The flaw is in the protocol of the Microsoft Autodiscover feature of Microsoft Exchange mail servers.

Cybersecurity researchers at Guardicore have discovered a bug in the Microsoft Exchange mail server. The issue has resulted in the leaking of domain credentials and Windows applications around the world.

The problem lies in the protocol of the Microsoft Autodiscover feature of Microsoft Exchange mail servers, which allows mail clients to automatically discover mail servers, provide credentials, and then obtain the correct configurations. The protocol is an important part of mail servers as it allows administrators to easily verify that clients are using the correct parameters for SMTP, IMAP, LDAP, WebDAV, and more.

But in order to get automatic settings, email clients usually check against a series of predefined URLs obtained from the domain of the user's email address.

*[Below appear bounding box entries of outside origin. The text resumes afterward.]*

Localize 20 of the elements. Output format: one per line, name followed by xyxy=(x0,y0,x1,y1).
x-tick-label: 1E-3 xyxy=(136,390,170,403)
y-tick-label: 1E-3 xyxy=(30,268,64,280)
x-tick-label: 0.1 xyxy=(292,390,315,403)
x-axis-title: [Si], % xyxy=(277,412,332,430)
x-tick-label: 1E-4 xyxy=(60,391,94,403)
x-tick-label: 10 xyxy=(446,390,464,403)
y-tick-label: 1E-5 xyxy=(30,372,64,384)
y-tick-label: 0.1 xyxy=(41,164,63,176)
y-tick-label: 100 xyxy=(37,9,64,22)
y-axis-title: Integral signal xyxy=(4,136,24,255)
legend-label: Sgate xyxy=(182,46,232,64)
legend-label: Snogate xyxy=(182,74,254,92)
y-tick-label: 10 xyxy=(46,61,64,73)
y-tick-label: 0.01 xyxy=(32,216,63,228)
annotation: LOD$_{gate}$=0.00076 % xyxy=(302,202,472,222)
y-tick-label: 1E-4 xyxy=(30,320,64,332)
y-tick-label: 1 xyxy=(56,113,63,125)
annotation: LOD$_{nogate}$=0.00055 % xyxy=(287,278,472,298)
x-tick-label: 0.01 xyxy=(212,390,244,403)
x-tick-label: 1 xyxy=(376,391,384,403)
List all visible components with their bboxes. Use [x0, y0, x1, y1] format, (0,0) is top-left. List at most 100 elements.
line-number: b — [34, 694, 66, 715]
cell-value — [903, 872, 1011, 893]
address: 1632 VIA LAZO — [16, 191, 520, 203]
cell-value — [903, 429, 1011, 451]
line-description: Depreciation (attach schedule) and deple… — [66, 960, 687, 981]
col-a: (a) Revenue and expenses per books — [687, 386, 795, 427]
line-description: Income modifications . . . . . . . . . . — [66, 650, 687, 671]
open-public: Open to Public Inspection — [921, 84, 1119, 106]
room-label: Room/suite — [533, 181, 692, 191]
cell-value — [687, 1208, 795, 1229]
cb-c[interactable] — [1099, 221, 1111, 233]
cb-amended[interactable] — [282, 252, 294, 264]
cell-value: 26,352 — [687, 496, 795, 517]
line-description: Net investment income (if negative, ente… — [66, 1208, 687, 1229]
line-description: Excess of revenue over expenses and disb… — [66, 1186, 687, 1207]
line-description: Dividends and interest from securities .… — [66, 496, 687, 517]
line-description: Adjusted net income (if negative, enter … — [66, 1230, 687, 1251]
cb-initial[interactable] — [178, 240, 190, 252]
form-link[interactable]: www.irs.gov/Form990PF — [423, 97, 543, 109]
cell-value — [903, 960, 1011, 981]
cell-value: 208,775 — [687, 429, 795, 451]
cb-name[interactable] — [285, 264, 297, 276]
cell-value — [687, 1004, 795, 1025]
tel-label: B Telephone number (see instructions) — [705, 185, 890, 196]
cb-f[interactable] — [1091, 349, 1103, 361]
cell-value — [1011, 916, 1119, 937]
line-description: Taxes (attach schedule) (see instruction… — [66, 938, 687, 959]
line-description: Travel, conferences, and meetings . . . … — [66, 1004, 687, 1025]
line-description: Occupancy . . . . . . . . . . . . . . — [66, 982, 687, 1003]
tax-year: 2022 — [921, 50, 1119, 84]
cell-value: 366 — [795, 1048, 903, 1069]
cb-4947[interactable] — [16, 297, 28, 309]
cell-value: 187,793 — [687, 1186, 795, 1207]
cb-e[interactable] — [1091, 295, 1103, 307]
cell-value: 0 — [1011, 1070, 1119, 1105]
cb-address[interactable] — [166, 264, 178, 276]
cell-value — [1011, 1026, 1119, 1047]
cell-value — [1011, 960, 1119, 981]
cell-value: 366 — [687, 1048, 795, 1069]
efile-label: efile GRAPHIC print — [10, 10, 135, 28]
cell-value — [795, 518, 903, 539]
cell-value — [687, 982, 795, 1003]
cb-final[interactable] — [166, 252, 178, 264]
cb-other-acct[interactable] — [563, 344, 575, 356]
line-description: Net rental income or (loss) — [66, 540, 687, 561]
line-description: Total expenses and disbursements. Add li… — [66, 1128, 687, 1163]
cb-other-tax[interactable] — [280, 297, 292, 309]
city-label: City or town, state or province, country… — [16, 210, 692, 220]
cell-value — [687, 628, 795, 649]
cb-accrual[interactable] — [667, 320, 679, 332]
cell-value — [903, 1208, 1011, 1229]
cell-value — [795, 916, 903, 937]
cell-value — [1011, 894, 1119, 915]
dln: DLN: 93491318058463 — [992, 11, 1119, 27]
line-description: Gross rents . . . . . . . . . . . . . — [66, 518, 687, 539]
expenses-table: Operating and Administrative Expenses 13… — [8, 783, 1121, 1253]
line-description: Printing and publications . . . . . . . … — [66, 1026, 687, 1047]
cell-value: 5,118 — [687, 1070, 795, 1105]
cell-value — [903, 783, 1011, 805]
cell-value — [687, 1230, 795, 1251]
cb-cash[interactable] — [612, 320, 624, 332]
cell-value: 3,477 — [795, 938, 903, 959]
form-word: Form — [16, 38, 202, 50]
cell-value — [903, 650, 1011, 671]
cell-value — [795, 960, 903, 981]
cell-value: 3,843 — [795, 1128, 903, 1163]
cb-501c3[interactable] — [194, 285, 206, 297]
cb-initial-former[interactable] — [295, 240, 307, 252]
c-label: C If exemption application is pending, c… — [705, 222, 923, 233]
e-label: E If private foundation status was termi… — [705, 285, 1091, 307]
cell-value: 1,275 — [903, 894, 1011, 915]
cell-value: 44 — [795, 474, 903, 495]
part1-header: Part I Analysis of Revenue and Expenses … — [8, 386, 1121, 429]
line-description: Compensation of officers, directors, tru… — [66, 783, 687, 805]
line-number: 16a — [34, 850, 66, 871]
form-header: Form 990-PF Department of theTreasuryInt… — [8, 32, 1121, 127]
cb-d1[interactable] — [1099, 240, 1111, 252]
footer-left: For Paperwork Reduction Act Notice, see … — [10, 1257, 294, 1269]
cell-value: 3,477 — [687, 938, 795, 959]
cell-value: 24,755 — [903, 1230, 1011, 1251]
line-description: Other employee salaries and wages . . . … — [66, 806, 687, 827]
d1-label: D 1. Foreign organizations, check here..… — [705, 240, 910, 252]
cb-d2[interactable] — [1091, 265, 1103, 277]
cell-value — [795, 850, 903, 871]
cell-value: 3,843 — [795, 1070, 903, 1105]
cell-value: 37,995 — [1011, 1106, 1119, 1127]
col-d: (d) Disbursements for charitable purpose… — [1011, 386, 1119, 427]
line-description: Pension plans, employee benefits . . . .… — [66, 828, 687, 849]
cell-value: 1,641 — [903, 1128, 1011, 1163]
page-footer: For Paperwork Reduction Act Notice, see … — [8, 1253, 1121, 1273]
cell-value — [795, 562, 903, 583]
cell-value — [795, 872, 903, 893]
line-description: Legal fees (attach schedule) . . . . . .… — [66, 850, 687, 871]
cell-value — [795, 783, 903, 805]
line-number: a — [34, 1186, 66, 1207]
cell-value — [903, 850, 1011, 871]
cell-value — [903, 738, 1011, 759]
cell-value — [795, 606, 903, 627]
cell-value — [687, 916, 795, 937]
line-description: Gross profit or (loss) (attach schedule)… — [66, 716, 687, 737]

According to experts, the autodiscover mechanism uses a "rollback" procedure in case it does not find the Autodiscover endpoint of the Microsoft Exchange server on the first try. This "rollback" mechanism is the culprit in the data leak because it always tries to resolve a portion of the Autodiscover domain and will always try to "fail". The next attempt to generate the Autodiscover URL will result in: autodiscover.com/autodiscover/autodiscover [.] xml. This means that the owner of autodiscover [.] Com will receive all requests that cannot reach the original domain.

The specialists registered a series of top-level domains based on Autodiscover, which were still available on the Internet around the world. Between April 16, 2021 and August 25, 2021, these servers received hundreds of requests with thousands of credentials from users who tried to configure their email clients, but the email clients were unable to find a suitable Autodiscover endpoint.

The problem with a lot of requests was that there was no attempt on the client-side to check if the resource was available or even if it existed on the server before sending an authenticated request.

In total, Guardicore received 372,072 credentials for Windows domains and 96,671 unique login/password from various applications such as Microsoft Outlook. The credentials belonged to food manufacturers, investment banks, power plants, real estate companies, logistics companies, as well as public companies in the Chinese market.